Both were Western blot methods, which was a concern when Exondys 51 was approved. At that time, FDA raised questions about whether Exondys 51 increased dystrophin levels. (Also see “Duchenne Muscular Dystrophy: Second Product Isn’t The Charm” – Pink Sheet, 15 Jan, 2016.)
Ingram indicated that with AAVrh74.MHCK7.micro-Dystrophin, the outcome was much different.
“The challenge is we’re making so much darn protein, if you want to know the truth,” Ingram said during the R&D day. “In our prior Western blots, our standard curve went all the way up to 4%. So, we had a bit of an issue on this one. We’ve had to come up with a new standard curve to come up to 80%. So, our biggest challenge is dealing with success.”
Sarepta is planning a one-year trial that could support registration that would include 24 boys: 12 receiving study drug and 12 receiving placebo. At the end, those on placebo would cross over to study drug.
Using a placebo control is also a change compared to the Exondys 51 development approach. FDA encouraged Sarepta to conduct a placebo-controlled trial, but the company argued that a placebo control was not possible in that setting. (Also see “Exondys 51’s Development: Was Placebo-Controlled Trial Possible?” – Pink Sheet, 16 Nov, 2016.)
Among the likely issues to be discussed during the meeting with CBER will be whether micro-dystrophin can be used as a surrogate endpoint for accelerated approval. Ingram said creatine kinase levels, a biomarker of muscle damage, also could be considered.

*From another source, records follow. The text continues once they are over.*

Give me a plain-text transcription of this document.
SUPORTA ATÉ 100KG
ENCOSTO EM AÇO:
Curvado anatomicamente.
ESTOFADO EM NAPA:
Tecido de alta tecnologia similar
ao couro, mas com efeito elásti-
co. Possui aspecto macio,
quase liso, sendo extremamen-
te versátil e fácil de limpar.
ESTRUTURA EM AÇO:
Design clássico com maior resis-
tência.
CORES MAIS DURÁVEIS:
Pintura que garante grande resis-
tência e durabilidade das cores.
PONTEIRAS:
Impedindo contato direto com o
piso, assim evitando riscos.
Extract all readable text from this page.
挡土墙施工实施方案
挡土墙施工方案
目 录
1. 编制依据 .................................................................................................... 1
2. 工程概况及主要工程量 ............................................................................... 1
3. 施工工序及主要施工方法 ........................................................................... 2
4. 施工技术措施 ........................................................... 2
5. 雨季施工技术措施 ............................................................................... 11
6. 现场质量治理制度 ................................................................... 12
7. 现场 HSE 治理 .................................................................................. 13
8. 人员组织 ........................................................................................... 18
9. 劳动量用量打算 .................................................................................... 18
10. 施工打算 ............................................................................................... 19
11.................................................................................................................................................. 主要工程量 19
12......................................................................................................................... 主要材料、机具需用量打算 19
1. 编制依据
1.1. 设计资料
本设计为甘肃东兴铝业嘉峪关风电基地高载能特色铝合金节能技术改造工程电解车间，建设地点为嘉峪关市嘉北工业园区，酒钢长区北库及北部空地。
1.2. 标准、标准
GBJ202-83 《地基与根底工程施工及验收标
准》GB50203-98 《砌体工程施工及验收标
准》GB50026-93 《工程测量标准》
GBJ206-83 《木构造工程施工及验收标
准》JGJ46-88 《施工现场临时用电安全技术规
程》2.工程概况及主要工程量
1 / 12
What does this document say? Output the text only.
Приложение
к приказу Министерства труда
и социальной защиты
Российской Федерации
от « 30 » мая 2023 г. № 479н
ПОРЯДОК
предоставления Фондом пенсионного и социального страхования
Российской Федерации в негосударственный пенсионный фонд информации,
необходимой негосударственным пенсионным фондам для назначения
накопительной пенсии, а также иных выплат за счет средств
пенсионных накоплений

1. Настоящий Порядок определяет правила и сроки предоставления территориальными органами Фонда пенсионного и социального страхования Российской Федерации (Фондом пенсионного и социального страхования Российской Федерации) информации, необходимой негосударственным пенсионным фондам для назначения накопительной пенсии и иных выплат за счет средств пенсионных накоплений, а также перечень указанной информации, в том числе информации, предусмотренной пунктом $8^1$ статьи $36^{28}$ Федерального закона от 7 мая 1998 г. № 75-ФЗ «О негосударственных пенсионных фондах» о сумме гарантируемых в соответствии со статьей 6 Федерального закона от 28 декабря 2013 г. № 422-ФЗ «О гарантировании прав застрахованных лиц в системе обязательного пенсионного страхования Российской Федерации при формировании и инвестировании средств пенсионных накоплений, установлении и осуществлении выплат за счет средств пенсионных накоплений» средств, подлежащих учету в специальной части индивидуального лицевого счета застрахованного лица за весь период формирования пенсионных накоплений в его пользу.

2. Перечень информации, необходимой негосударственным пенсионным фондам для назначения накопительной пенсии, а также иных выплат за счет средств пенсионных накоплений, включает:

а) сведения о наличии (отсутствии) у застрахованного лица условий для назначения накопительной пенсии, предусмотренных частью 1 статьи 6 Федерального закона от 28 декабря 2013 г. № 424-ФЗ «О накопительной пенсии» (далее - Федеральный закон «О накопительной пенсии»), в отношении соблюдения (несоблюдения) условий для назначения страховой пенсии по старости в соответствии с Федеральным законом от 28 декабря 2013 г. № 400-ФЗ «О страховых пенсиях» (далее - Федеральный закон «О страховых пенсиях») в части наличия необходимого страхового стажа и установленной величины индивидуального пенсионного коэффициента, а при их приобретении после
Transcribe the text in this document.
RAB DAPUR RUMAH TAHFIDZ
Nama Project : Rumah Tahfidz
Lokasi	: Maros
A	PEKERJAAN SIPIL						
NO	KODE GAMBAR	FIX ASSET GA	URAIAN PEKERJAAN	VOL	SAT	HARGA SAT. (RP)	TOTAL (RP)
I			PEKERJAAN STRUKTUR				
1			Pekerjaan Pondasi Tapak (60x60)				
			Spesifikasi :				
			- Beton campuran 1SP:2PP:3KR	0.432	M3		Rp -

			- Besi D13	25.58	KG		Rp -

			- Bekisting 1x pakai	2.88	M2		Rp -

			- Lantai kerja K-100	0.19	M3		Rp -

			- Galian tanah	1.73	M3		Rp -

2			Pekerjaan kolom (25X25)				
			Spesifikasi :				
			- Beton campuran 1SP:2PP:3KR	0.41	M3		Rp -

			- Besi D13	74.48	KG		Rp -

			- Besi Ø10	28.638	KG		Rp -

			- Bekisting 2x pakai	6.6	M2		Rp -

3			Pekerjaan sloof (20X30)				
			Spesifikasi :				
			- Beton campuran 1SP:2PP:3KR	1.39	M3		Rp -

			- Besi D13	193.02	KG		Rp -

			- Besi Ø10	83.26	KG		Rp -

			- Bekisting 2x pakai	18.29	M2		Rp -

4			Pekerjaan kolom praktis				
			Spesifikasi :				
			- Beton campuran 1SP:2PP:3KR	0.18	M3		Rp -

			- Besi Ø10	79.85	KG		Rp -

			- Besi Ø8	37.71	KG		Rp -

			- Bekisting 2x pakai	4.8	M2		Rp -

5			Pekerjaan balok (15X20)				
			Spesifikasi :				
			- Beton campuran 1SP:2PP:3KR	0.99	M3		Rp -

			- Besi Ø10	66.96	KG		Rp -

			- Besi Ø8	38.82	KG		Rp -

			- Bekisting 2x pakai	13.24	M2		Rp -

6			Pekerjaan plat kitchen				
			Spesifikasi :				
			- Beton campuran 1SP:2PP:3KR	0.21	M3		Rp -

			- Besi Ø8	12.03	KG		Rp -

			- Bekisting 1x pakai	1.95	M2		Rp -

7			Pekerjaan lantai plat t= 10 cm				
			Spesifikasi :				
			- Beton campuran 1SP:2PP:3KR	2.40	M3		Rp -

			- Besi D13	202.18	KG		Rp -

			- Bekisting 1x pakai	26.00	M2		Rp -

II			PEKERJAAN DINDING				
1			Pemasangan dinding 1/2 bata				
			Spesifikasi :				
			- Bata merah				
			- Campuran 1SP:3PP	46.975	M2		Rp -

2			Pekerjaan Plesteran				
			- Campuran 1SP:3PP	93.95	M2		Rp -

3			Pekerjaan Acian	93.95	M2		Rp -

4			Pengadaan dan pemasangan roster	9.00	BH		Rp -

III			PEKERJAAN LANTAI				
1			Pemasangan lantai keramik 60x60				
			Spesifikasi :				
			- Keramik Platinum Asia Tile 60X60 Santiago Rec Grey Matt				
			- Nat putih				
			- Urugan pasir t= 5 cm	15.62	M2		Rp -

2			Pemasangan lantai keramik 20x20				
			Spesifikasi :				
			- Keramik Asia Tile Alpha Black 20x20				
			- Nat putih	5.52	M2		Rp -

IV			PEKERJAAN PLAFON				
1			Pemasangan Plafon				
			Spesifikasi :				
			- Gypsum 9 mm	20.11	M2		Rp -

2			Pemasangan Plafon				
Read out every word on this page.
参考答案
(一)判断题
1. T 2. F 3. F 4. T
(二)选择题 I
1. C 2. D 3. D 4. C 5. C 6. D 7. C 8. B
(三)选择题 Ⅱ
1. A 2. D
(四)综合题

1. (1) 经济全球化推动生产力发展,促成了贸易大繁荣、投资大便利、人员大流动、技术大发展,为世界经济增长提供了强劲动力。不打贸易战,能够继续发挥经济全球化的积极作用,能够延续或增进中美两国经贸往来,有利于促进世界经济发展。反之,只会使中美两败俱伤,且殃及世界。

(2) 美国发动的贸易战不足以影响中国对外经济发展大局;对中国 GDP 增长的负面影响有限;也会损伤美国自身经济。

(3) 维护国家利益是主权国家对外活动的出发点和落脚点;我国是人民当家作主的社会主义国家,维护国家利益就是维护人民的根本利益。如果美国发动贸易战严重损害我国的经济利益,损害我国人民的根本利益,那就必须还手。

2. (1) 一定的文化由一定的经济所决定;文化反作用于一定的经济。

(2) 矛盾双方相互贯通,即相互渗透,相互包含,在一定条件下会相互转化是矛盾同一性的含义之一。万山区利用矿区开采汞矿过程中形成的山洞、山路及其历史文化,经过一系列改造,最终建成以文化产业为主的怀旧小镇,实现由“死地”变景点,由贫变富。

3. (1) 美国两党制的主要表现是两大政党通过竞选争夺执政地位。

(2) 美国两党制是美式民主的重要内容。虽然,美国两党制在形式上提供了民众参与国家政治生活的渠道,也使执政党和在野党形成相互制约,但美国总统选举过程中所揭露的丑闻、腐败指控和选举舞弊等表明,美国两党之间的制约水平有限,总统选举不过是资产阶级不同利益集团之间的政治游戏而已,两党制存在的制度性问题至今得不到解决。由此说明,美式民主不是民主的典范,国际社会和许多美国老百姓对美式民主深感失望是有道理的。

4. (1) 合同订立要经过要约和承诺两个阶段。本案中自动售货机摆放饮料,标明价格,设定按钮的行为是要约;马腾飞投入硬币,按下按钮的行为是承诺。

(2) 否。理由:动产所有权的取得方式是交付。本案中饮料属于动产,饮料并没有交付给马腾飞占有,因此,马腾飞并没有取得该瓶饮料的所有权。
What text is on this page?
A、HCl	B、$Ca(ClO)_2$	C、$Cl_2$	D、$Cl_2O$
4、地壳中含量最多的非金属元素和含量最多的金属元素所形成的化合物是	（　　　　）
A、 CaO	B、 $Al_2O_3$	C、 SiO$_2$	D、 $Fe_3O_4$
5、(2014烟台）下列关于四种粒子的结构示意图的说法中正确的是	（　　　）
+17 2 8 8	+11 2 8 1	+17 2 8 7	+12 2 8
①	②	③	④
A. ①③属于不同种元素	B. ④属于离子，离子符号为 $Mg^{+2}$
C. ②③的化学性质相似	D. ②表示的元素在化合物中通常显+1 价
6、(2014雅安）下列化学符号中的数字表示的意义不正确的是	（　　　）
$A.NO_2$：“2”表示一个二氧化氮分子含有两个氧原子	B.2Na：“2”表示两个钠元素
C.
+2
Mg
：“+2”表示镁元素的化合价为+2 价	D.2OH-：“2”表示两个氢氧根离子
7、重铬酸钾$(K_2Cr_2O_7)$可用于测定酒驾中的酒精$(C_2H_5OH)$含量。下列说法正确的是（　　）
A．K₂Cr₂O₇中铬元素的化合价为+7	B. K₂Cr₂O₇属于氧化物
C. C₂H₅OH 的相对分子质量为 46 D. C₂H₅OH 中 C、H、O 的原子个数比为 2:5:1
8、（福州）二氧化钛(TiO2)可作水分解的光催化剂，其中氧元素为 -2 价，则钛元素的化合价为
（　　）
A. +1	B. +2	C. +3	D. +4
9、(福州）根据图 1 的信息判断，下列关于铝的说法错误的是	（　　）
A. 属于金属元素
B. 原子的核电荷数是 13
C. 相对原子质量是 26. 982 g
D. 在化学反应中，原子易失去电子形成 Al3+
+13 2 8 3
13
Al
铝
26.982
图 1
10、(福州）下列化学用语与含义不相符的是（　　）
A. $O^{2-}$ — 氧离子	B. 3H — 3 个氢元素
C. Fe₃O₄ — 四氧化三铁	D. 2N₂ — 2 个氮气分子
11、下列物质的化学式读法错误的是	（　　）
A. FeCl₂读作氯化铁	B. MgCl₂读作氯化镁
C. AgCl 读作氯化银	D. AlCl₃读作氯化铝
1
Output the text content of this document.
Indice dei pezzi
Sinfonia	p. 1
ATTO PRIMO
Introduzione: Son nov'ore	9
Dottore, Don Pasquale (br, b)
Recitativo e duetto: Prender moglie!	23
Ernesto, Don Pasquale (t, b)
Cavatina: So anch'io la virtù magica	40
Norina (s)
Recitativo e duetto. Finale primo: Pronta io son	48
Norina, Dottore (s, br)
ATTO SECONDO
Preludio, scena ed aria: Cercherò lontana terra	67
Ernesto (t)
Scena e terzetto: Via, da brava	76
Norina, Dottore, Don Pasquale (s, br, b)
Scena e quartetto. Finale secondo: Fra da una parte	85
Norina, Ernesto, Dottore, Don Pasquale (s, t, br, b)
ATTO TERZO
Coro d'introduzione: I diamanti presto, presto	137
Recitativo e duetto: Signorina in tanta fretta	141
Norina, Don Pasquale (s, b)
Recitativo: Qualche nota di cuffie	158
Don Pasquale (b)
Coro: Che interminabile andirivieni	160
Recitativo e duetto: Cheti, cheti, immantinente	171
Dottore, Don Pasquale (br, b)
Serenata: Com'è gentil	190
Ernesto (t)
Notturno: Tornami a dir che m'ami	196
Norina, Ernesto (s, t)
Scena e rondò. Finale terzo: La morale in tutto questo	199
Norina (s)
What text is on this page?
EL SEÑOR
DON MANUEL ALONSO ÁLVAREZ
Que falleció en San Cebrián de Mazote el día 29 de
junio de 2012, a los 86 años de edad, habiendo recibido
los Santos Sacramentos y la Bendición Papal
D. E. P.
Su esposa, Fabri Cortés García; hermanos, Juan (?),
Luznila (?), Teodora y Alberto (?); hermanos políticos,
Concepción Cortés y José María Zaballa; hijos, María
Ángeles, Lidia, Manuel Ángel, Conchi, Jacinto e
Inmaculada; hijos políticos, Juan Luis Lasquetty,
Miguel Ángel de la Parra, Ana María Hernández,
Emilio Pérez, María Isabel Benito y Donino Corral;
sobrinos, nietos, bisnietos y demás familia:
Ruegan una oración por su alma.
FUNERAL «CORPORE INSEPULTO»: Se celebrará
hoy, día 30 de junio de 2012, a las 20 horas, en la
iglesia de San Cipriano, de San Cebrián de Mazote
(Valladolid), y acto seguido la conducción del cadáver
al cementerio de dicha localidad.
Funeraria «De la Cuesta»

“We’ll have a better idea what the exact endpoint is for approval once we’ve first decided for ourselves what we think the right answer is – we’re looking at all this really in real-time – and when we’ve had a discussion with our regulatory agency and we get their view,” he said during the JMP Securities conference.
Re-Dosing To Be Explored
Ingram said Sarepta believes the effect of AAVrh74.MHCK7.micro-Dystrophin is durable over time, but still wants to explore the possibility of re-dosing patients.
Typically, re-dosing is not considered with gene therapy, but Ingram said it may be necessary if some boys don’t respond adequately or patients live longer and need the equivalent of a booster. DMD patients usually do not survive beyond their early 20s.
“Maybe we have kids that will live until their 30s and 40s and 50s. There may very well be a point in their lives where they’re going to need to be re-dosed,” he said.
Sue Sutter contributed to this report.